Langdon Area Chamber of Commerce announced the new alcohol protocol for the 2019 Music Fest. Unlike in years prior, attendees would now be required to have a bracelet indicating they were old enough to drink alcohol. The vaping epidemic was also covered in early June. The dangers that vaping poses was explained in depth as well as relaying the warning from the Centers for Disease Control and Prevention regarding the nicotine product.

Author and gardener Eric Bergeson traveled to Langdon on his book tour for Successful Gardening on the Northern Plains. Bergeson provided information to those in attendance about what they could do to improve their gardens.

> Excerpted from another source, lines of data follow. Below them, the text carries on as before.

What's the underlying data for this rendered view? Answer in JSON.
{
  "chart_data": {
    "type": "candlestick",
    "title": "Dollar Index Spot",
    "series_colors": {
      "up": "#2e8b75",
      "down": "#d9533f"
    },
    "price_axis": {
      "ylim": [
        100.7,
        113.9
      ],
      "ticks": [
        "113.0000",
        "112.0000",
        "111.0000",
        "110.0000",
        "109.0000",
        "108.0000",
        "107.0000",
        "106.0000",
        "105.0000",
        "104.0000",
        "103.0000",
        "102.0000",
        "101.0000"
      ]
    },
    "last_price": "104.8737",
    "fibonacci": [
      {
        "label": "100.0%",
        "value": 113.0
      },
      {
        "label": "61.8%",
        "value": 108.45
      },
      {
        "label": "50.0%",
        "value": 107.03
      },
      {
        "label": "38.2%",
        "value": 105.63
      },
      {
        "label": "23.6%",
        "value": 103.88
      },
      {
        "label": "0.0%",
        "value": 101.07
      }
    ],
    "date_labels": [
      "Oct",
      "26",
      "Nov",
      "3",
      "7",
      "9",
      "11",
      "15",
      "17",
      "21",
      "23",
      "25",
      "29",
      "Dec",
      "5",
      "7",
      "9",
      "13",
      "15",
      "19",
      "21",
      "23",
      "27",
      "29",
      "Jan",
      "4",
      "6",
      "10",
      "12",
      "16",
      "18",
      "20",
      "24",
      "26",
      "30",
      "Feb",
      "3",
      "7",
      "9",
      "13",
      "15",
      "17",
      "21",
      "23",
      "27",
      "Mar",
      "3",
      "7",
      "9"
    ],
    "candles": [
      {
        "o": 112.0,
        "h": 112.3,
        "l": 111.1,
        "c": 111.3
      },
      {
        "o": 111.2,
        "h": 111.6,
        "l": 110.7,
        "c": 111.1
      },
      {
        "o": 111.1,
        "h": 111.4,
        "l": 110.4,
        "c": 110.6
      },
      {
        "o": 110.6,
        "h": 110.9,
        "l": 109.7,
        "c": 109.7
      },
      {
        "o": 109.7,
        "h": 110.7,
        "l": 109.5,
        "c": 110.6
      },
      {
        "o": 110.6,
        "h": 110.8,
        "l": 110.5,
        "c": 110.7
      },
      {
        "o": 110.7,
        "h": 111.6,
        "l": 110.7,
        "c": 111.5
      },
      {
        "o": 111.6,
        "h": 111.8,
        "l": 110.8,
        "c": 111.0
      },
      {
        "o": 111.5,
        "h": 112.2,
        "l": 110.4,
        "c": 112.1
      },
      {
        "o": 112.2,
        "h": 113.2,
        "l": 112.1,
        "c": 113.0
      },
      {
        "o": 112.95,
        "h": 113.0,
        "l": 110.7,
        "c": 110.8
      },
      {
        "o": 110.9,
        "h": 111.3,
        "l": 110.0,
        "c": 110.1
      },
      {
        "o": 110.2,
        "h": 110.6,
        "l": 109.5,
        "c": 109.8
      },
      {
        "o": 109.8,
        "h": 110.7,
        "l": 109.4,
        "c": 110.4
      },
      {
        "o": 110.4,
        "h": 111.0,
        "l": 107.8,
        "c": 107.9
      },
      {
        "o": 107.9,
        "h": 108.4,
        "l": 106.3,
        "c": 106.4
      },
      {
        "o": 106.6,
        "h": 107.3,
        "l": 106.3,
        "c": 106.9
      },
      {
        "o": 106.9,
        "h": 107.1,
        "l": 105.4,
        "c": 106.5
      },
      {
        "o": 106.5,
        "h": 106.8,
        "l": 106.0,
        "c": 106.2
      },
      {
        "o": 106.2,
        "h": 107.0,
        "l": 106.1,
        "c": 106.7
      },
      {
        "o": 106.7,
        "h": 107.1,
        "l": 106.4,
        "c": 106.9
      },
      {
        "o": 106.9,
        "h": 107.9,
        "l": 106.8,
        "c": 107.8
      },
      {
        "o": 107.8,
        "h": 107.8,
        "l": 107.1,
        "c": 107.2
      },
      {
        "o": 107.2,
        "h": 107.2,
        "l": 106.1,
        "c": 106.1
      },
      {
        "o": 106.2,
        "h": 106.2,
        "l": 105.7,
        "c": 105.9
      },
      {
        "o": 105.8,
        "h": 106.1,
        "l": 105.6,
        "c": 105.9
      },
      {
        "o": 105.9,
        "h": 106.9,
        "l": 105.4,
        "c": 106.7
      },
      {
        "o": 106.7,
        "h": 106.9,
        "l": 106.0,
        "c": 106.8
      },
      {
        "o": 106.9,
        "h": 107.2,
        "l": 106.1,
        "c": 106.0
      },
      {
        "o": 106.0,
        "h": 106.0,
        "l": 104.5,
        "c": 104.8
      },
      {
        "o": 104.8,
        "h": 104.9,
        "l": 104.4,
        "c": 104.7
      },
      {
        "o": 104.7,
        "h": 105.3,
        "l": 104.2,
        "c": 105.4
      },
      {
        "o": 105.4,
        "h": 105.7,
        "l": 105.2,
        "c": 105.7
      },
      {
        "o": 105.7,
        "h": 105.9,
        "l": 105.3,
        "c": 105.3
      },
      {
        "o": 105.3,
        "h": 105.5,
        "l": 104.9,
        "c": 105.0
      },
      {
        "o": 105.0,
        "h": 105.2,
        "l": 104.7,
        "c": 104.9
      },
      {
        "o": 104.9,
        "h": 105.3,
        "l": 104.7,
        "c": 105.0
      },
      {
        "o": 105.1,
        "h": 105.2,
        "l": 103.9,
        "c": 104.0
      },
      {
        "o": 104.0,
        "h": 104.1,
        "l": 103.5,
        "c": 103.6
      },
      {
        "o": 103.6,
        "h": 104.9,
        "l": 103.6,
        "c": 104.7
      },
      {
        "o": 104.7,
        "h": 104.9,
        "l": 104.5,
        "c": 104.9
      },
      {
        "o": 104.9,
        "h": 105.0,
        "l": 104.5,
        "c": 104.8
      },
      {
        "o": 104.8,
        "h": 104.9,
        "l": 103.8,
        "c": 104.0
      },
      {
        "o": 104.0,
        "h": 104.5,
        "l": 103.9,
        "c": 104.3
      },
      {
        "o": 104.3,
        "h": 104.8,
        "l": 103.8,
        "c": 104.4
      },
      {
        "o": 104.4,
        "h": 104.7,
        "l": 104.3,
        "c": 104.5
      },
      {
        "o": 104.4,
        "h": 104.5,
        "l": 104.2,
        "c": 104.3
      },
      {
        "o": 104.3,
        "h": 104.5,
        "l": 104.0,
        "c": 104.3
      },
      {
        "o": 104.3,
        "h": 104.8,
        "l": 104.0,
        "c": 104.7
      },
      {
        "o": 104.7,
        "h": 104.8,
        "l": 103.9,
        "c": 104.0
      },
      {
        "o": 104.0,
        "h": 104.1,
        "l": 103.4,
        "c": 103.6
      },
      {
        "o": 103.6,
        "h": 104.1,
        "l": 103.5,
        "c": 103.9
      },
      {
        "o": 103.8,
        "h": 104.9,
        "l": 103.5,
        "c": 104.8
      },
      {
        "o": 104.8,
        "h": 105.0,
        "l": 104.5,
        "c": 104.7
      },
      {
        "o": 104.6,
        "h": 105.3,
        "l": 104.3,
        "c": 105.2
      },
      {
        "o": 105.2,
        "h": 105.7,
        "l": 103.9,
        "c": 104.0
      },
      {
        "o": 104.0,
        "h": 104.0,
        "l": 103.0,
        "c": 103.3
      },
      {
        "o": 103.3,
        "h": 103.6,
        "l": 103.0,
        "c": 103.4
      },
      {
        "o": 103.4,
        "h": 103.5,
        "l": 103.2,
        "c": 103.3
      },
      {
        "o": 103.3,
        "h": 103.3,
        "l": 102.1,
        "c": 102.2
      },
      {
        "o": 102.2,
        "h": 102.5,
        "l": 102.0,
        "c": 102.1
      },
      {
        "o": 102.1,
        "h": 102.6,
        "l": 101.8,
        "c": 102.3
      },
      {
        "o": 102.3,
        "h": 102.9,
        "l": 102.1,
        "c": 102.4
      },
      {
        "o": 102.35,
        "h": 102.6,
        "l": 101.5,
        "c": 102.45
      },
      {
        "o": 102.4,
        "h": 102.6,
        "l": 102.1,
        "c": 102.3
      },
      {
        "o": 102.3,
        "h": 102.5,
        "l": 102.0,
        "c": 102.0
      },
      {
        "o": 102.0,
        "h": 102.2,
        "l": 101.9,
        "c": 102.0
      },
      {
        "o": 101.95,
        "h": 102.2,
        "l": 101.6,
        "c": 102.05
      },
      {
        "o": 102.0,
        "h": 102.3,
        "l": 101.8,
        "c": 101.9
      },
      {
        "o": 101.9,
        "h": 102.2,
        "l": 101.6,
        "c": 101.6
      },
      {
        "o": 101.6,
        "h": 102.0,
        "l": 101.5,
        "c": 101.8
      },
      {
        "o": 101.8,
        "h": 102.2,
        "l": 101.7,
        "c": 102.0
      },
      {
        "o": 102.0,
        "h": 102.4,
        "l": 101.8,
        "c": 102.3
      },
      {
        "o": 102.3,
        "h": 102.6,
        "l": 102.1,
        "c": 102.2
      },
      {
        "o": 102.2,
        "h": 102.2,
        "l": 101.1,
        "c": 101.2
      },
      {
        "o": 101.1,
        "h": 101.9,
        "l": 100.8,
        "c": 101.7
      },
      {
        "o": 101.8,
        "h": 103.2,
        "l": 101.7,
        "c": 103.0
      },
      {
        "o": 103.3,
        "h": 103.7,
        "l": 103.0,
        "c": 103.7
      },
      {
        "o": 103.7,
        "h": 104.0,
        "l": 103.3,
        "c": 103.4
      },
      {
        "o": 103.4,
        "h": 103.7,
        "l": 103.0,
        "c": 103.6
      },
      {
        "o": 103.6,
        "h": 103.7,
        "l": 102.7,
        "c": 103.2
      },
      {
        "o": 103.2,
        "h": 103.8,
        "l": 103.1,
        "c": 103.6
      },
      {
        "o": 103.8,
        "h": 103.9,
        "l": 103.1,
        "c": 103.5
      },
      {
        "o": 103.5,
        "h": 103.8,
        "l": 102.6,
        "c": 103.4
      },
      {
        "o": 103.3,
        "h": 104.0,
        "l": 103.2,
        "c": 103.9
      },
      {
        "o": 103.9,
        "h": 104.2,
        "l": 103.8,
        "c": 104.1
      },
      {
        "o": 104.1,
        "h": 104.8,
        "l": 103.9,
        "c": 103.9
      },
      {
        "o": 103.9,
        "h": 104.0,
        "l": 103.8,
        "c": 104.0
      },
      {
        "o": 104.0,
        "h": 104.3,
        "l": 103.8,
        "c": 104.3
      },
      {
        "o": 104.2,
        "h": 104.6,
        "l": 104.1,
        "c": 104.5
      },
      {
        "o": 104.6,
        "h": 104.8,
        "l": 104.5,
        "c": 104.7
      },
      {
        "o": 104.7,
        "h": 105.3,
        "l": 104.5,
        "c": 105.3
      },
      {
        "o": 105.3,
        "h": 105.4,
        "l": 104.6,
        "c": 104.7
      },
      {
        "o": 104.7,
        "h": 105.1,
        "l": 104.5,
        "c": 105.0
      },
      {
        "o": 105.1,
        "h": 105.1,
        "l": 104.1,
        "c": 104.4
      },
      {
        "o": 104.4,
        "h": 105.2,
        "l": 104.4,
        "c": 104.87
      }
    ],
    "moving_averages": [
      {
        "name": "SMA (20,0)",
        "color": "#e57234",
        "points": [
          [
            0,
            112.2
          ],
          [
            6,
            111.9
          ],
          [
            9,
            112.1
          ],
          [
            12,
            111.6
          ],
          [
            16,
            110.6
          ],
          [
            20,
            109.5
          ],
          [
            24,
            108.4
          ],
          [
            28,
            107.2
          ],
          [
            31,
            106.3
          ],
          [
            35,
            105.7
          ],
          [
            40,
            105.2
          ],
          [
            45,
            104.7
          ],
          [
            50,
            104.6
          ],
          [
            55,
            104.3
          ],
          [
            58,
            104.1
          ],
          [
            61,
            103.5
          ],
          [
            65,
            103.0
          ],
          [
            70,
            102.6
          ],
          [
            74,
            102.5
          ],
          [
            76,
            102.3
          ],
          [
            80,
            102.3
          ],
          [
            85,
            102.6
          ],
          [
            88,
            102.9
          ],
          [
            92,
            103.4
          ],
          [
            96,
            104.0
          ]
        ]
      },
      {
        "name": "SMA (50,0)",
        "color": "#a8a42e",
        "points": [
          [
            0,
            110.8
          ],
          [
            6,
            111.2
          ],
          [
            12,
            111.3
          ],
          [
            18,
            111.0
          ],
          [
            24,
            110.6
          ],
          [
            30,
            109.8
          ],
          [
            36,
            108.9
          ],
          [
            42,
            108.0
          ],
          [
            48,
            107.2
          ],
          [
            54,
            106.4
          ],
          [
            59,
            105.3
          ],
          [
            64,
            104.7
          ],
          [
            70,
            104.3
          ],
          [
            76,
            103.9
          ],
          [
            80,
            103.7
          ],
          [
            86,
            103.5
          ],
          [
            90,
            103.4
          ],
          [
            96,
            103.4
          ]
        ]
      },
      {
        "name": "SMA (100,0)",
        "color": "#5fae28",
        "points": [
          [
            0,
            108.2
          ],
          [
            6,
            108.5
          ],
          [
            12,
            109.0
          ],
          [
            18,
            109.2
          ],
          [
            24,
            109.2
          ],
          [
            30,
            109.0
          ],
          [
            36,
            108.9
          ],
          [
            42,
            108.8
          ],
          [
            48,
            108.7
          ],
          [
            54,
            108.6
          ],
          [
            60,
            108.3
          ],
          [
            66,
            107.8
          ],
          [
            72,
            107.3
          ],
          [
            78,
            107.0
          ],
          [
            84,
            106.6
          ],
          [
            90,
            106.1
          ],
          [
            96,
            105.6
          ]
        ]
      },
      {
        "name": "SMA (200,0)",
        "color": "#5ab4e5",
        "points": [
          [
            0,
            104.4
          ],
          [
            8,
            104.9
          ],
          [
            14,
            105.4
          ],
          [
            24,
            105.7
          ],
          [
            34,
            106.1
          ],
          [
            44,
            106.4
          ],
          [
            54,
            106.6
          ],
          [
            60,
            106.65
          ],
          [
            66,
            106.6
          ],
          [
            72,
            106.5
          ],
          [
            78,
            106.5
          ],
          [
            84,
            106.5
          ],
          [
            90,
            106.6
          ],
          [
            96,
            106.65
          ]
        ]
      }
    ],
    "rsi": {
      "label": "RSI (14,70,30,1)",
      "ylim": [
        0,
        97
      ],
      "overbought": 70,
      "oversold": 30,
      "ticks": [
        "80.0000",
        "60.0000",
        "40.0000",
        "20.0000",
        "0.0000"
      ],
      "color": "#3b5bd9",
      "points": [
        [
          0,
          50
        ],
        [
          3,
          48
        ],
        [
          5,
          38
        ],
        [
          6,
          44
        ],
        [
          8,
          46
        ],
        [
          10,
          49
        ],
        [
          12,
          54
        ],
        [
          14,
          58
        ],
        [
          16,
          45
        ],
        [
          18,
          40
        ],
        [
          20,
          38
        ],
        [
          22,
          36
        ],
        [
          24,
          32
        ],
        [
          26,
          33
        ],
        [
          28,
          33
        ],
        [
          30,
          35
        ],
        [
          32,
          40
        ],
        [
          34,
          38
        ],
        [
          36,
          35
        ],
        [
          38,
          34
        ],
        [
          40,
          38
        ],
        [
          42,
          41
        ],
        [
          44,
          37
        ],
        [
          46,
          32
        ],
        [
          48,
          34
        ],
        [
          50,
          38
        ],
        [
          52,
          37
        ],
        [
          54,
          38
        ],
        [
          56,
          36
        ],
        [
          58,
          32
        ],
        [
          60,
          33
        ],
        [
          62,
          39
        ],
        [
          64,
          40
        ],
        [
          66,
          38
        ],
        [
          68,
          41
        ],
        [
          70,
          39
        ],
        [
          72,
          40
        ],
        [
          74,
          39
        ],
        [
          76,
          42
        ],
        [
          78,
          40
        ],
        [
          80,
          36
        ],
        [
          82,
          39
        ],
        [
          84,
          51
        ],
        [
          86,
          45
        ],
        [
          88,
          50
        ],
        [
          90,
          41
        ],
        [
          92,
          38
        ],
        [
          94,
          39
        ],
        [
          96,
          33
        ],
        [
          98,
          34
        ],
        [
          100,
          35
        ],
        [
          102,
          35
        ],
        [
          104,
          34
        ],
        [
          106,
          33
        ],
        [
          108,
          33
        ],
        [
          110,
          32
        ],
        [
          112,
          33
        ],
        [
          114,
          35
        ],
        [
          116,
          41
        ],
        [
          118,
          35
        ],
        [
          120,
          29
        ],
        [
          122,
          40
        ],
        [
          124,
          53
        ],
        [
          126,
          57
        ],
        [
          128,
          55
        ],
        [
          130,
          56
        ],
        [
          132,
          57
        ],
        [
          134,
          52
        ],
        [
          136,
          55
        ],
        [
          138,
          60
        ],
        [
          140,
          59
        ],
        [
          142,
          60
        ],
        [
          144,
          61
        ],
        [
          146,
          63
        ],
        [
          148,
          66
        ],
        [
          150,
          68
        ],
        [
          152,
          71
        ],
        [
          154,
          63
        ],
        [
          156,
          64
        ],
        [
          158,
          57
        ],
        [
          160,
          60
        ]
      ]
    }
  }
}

Over the course of the spring, the Langdon City Commission had numerous discussion on city ordinances and their enforcement. The ordinances in question were varied ranging from the parking of vehicles on city streets to permits.

Area producer Ben Wenzel shared his current pet project of pioneer grains and their specialty market. Wenzel, along with his cousin, Chad Forsberg, provide heritage grains to a specialty bakery in Minneapolis.

Another former Cardinal found success in volleyball after her time in Langdon. Rachel Hill participated in the Jeep Volleyball Championship that was held in Puerto Rico.

The spring had the Cavalier County Commission frustrated as they tried to implement the social service redesign bill. Commissioner Stanley Dick and Cavalier County Auditor Lisa Gellner attended meetings full of questions with no real answers from the state.